For collectors considering restomods, the evaluation criteria must extend beyond mere aesthetics and performance, too. Critical factors include service support infrastructure, organizational stability, and long-term viability. The market will increasingly distinguish between professional operations with proper engineering resources and after-sales support, and those without such backing. Values will consolidate to reflect that in time, just as they have with the electrification of classics.

Once heralded as a potential growth area in the restomod world, electrified classics have faced significant headwinds. The collapse of Lunaz in 2024 demonstrates that while the technical process of electrifying classic cars is relatively straightforward, the market demand remains limited. Once again, authenticity and mechanical character still trump all else. A factor which affects all restomods – electric or otherwise – is the underlying cost of the restoration element.

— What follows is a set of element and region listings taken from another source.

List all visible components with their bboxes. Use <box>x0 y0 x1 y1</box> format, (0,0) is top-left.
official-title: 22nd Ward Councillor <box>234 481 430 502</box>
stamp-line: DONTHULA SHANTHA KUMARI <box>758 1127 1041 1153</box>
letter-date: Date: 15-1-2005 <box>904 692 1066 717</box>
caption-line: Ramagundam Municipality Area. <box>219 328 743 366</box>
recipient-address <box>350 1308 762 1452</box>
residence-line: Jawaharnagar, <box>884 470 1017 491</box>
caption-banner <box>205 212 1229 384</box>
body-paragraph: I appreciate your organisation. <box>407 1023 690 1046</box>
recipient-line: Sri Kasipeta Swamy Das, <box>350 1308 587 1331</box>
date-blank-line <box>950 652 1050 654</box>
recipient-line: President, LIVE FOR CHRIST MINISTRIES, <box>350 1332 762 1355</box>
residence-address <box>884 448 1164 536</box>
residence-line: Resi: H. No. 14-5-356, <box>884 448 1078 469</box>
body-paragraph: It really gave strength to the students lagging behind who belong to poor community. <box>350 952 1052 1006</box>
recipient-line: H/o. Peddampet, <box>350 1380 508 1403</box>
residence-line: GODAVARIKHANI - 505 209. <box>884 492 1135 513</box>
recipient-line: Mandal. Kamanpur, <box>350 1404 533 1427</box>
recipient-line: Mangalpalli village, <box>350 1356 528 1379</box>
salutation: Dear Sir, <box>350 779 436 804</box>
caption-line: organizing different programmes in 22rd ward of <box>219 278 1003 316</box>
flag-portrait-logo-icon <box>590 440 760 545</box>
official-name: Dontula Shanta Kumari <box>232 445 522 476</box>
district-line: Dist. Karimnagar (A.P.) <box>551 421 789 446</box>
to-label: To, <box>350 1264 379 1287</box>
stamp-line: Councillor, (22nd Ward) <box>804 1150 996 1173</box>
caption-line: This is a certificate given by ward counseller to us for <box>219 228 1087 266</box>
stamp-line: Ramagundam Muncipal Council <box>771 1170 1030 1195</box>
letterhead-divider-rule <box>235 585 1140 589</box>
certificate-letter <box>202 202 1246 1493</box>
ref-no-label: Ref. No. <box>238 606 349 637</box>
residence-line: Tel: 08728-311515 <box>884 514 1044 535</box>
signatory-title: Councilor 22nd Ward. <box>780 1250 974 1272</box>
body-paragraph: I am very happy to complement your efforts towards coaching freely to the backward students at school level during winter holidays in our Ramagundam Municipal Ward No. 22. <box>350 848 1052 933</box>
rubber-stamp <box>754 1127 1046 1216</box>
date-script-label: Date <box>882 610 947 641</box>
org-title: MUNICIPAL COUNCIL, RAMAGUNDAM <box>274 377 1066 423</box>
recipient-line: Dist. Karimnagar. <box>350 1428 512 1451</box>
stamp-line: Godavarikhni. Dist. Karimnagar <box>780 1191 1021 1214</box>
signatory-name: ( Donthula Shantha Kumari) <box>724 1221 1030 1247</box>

To electrify a classic to a sympathetic level of electrical performance likely costs in the order of £65,000 and at that price point there would be a viable market, but the cost to bring the underlying car up to a standard worthy of the “modifier’s” badge is not only hard to predict from car to car, but potentially eye wateringly expensive too.  Between this, and the cooling of enthusiasm for a net-zero world I struggle to see a great deal of opportunity in the mid and upper tier markets for the foreseeable future.

In my 2020 piece, I proposed a ‘four-way stop’ for performance car manufacturers: embrace hybrid and EV technology, explore restomods, electrify classics, or diversify their offerings altogether. Looking back, it’s clear that while regulation has pushed hypercars toward heavier, electrified futures, the market hasn’t uniformly followed. The winners in this landscape will be those who manage to combine regulatory compliance with authentic driving engagement — or those who can demonstrate genuine engineering excellence and sustainable business models in the restomod space.

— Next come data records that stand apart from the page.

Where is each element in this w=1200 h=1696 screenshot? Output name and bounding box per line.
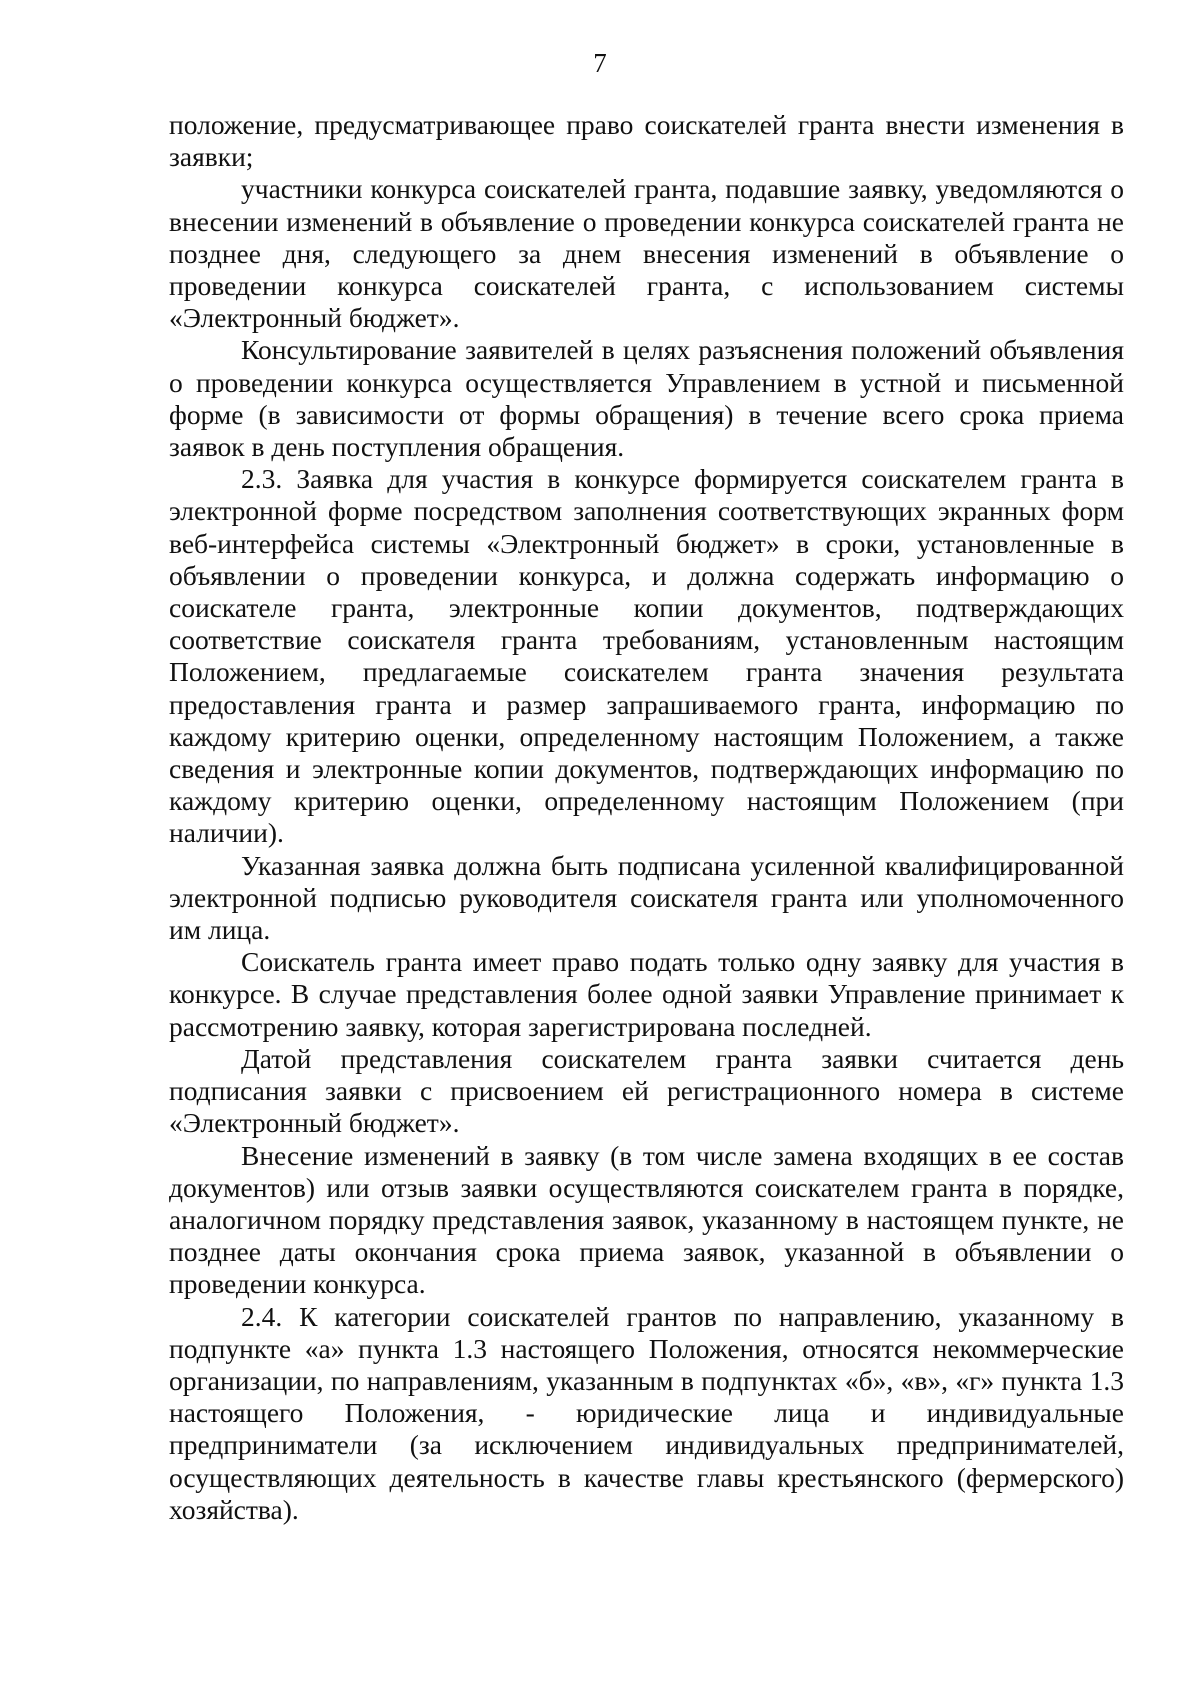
paragraph-2-3-application: 2.3. Заявка для участия в конкурсе формируется соискателем гранта в электронной форме посредством заполнения соответствующих экранных форм веб-интерфейса системы «Электронный бюджет» в сроки, установленные в объявлении о проведении конкурса, и должна содержать информацию о соискателе гранта, электронные копии документов, подтверждающих соответствие соискателя гранта требованиям, установленным настоящим Положением, предлагаемые соискателем гранта значения результата предоставления гранта и размер запрашиваемого гранта, информацию по каждому критерию оценки, определенному настоящим Положением, а также сведения и электронные копии документов, подтверждающих информацию по каждому критерию оценки, определенному настоящим Положением (при наличии). [169, 463, 1124, 849]
paragraph-changes-withdrawal: Внесение изменений в заявку (в том числе замена входящих в ее состав документов) или отзыв заявки осуществляются соискателем гранта в порядке, аналогичном порядку представления заявок, указанному в настоящем пункте, не позднее даты окончания срока приема заявок, указанной в объявлении о проведении конкурса. [169, 1139, 1124, 1300]
document-body [169, 109, 1124, 1526]
page-number: 7 [593, 48, 607, 78]
paragraph-signature: Указанная заявка должна быть подписана усиленной квалифицированной электронной подписью руководителя соискателя гранта или уполномоченного им лица. [169, 849, 1124, 946]
paragraph-submission-date: Датой представления соискателем гранта заявки считается день подписания заявки с присвоением ей регистрационного номера в системе «Электронный бюджет». [169, 1042, 1124, 1139]
paragraph-2-4-categories: 2.4. К категории соискателей грантов по направлению, указанному в подпункте «а» пункта 1.3 настоящего Положения, относятся некоммерческие организации, по направлениям, указанным в подпунктах «б», «в», «г» пункта 1.3 настоящего Положения, - юридические лица и индивидуальные предприниматели (за исключением индивидуальных предпринимателей, осуществляющих деятельность в качестве главы крестьянского (фермерского) хозяйства). [169, 1300, 1124, 1525]
paragraph-single-application: Соискатель гранта имеет право подать только одну заявку для участия в конкурсе. В случае представления более одной заявки Управление принимает к рассмотрению заявку, которая зарегистрирована последней. [169, 946, 1124, 1042]
paragraph-participants-notification: участники конкурса соискателей гранта, подавшие заявку, уведомляются о внесении изменений в объявление о проведении конкурса соискателей гранта не позднее дня, следующего за днем внесения изменений в объявление о проведении конкурса соискателей гранта, с использованием системы «Электронный бюджет». [169, 173, 1124, 334]
paragraph-consultation: Консультирование заявителей в целях разъяснения положений объявления о проведении конкурса осуществляется Управлением в устной и письменной форме (в зависимости от формы обращения) в течение всего срока приема заявок в день поступления обращения. [169, 334, 1124, 463]
paragraph-continuation: положение, предусматривающее право соискателей гранта внести изменения в заявки; [169, 109, 1124, 173]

RML Group, whom we’ve recently agreed to represent, is a good example of a business doing things well. From ‘white label’ engineering firm into car manufacturer they initially launched the Short Wheel Base, and more recently – and in my eyes more excitingly – the P39; a Le Mans GT-inspired hypercar based on an unmolested 992 Turbo S chassis. Their OEM background provides a crucial distinction in the increasingly crowded bespoke space. Having engineered and built vehicles for numerous major manufacturers, RML brings genuine OEM-level safety standards and quality control to their own branded projects. This heritage ensures their cars aren’t merely aesthetic exercises but thoroughly developed performance machines with proper crash structures and safety systems that many competitors simply cannot match.

Likewise, Singer Vehicle Design continue to impress. As pioneers of the restomod industry they have lived the — at times painful – evolution from Garagista manufacturer to volume manufacturer. In recent years they have heavily invested in their engineering integrity and are designing and engineering cars to the levels one expects from an OEM. They will undoubtedly be one of the winners of the consolidation that I predict.

The hypercar industry now exists in a bifurcated state. On one side are the regulation-heavy, tech-laden machines that push the limits of physics but struggle to find enthusiastic buyers. On the other are the lightweight, driver-focused OEM cars and carefully selected restomods that celebrate purity over progress. Success in this market requires more than just technical excellence – it demands a deep understanding of what truly matters to discerning collectors.

As the hypercar market evolves, it’s clear that passion and engagement remain the ultimate benchmarks. Whether in a naturally aspirated V12 or a thoughtfully engineered restomod, the soul of driving endures, even as governments, think tanks and policy makers try to quash it.